Six treatments were compared, with two grazing intensities and three ways of supplementation, investigated at both grazing intensities. The two grazing intensities were severe and light grazing: (1) herbage allowance of 15 (severe) or 30 (light) kg DM per cow per day at 3 cm above ground level or, (2) post-grazing sward height, depending on the supplementation strategy. The three ways of supplementation were as follows: an un-supplemented treatment (U), (A) 5 kg DM per day of maize silage offered at a similar herbage allowance as in U, and (H) 5 kg DM per day of maize silage offered at a similar post-grazing sward height as in U. Thirty-six multi-lactation Holstein cows were used in a randomized complete block design and divided in two groups for the entire experiment, one for each grazing intensity. Within each grazing intensity group, the maize silage supplementation strategy was studied using a 3 × 3 Latin square design, with three periods of 14 days each.

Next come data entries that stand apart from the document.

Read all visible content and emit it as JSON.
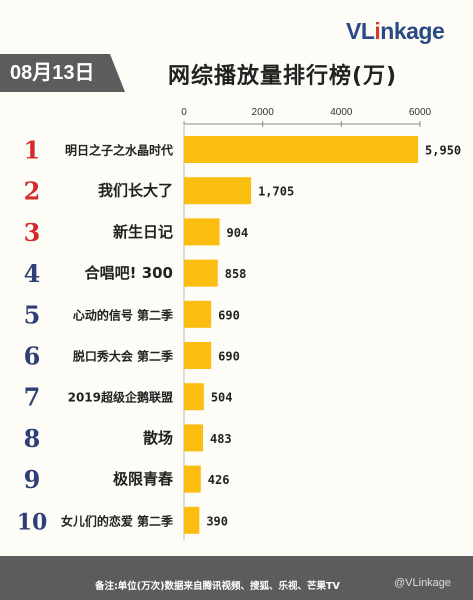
{
  "brand": {
    "logo_prefix": "VL",
    "logo_highlight": "i",
    "logo_suffix": "nkage"
  },
  "header": {
    "date": "08月13日",
    "title": "网综播放量排行榜(万)"
  },
  "chart_data": {
    "type": "bar",
    "orientation": "horizontal",
    "title": "网综播放量排行榜(万)",
    "xlim": [
      0,
      6000
    ],
    "xticks": [
      "0",
      "2000",
      "4000",
      "6000"
    ],
    "ranks": [
      "1",
      "2",
      "3",
      "4",
      "5",
      "6",
      "7",
      "8",
      "9",
      "10"
    ],
    "categories": [
      "明日之子之水晶时代",
      "我们长大了",
      "新生日记",
      "合唱吧! 300",
      "心动的信号 第二季",
      "脱口秀大会 第二季",
      "2019超级企鹅联盟",
      "散场",
      "极限青春",
      "女儿们的恋爱 第二季"
    ],
    "values": [
      5950,
      1705,
      904,
      858,
      690,
      690,
      504,
      483,
      426,
      390
    ],
    "value_labels": [
      "5,950",
      "1,705",
      "904",
      "858",
      "690",
      "690",
      "504",
      "483",
      "426",
      "390"
    ],
    "colors": {
      "bar": "#fbbd0f",
      "rank_top3": "#d42a2a",
      "rank_other": "#2e3f78"
    }
  },
  "footer": {
    "note": "备注:单位(万次)数据来自腾讯视频、搜狐、乐视、芒果TV",
    "watermark": "@VLinkage"
  }
}
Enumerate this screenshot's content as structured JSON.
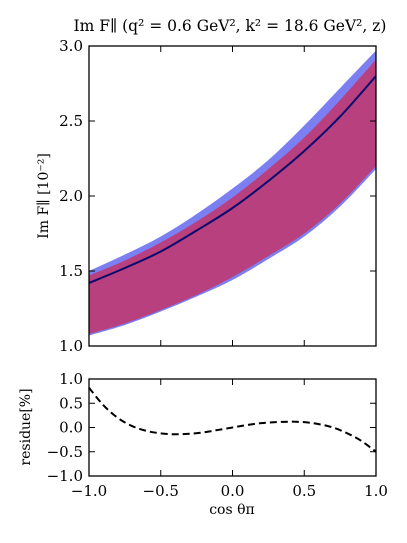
{
  "title": "Im F∥ (q² = 0.6 GeV², k² = 18.6 GeV², z)",
  "chart_data": [
    {
      "type": "area",
      "ylabel": "Im F∥ [10⁻²]",
      "xlabel": "",
      "xlim": [
        -1.0,
        1.0
      ],
      "ylim": [
        1.0,
        3.0
      ],
      "xticks": [
        "−1.0",
        "−0.5",
        "0.0",
        "0.5",
        "1.0"
      ],
      "yticks": [
        "1.0",
        "1.5",
        "2.0",
        "2.5",
        "3.0"
      ],
      "x": [
        -1.0,
        -0.75,
        -0.5,
        -0.25,
        0.0,
        0.25,
        0.5,
        0.75,
        1.0
      ],
      "central": [
        1.42,
        1.52,
        1.63,
        1.77,
        1.92,
        2.1,
        2.3,
        2.53,
        2.8
      ],
      "outer_band": {
        "color": "#7b7ff2",
        "lower": [
          1.07,
          1.14,
          1.23,
          1.33,
          1.44,
          1.58,
          1.73,
          1.93,
          2.18
        ],
        "upper": [
          1.5,
          1.61,
          1.73,
          1.88,
          2.05,
          2.24,
          2.47,
          2.72,
          2.97
        ]
      },
      "inner_band": {
        "color": "#b8407e",
        "lower": [
          1.08,
          1.15,
          1.24,
          1.34,
          1.46,
          1.6,
          1.75,
          1.95,
          2.2
        ],
        "upper": [
          1.47,
          1.57,
          1.69,
          1.83,
          1.99,
          2.18,
          2.39,
          2.64,
          2.91
        ]
      },
      "line_color": "#0a0a6e",
      "grid": false
    },
    {
      "type": "line",
      "ylabel": "residue[%]",
      "xlabel": "cos θπ",
      "xlim": [
        -1.0,
        1.0
      ],
      "ylim": [
        -1.0,
        1.0
      ],
      "xticks": [
        "−1.0",
        "−0.5",
        "0.0",
        "0.5",
        "1.0"
      ],
      "yticks": [
        "−1.0",
        "−0.5",
        "0.0",
        "0.5",
        "1.0"
      ],
      "x": [
        -1.0,
        -0.9,
        -0.8,
        -0.7,
        -0.6,
        -0.5,
        -0.4,
        -0.3,
        -0.2,
        -0.1,
        0.0,
        0.1,
        0.2,
        0.3,
        0.4,
        0.5,
        0.6,
        0.7,
        0.8,
        0.9,
        1.0
      ],
      "y": [
        0.82,
        0.46,
        0.2,
        0.03,
        -0.07,
        -0.12,
        -0.14,
        -0.13,
        -0.1,
        -0.05,
        0.0,
        0.05,
        0.09,
        0.11,
        0.12,
        0.11,
        0.07,
        0.0,
        -0.12,
        -0.28,
        -0.5
      ],
      "line_style": "dashed",
      "line_color": "#000000",
      "grid": false
    }
  ]
}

The results showed that supplementation with maize silage increased total DMI only for severe grazing, by 1.7 kg DM per day. The substitution rate between maize silage and grazed herbage was lower for severe than for light grazing, averaging 0.63 and 1.23, respectively. Herbage DMI was lower by 1.2 kg per day for H than A, resulting in lower substitution rates (0.81 vs. 0.99, respectively), irrespective of grazing intensity. Milk production increased with silage supplementation for severe grazing (+1.0 kg per day) but was unaffected by silage supplementation for light grazing. The milk production response to supplementation averaged +0.23 and 0.08 kg of milk per kg DM of silage for severe and light grazing, respectively. Fat-corrected milk production tended to be lower by 0.4 kg per day for H than A, resulting in a lower milk production response (+0.00 vs. +0.12 kg of milk per kg DM of silage, respectively). Milk protein concentration increased with supplementation for severe grazing (+1.0 g per kg) but decreased with supplementation for light grazing (0.6 g per kg). Milk fat concentration did not differ among treatments. On average, daily grazing time (47 minutes per day, i.e., 9%) and herbage intake rate (4.9 g of DM per minute, i.e., 14%) decreased when cows were supplemented, with greater grazing time reduction at severe than light grazing, and greater herbage intake rate reduction at light than severe grazing.

In conclusion, the greater substitution rate and the lower 4% fat-corrected milk production when maize silage was provided at a similar post-grazing sward height rather than at a similar herbage allowance to those of un-supplemented cows, explain why supplementing grazing dairy cows with conserved forages has no strong effect in practice from a production point of view.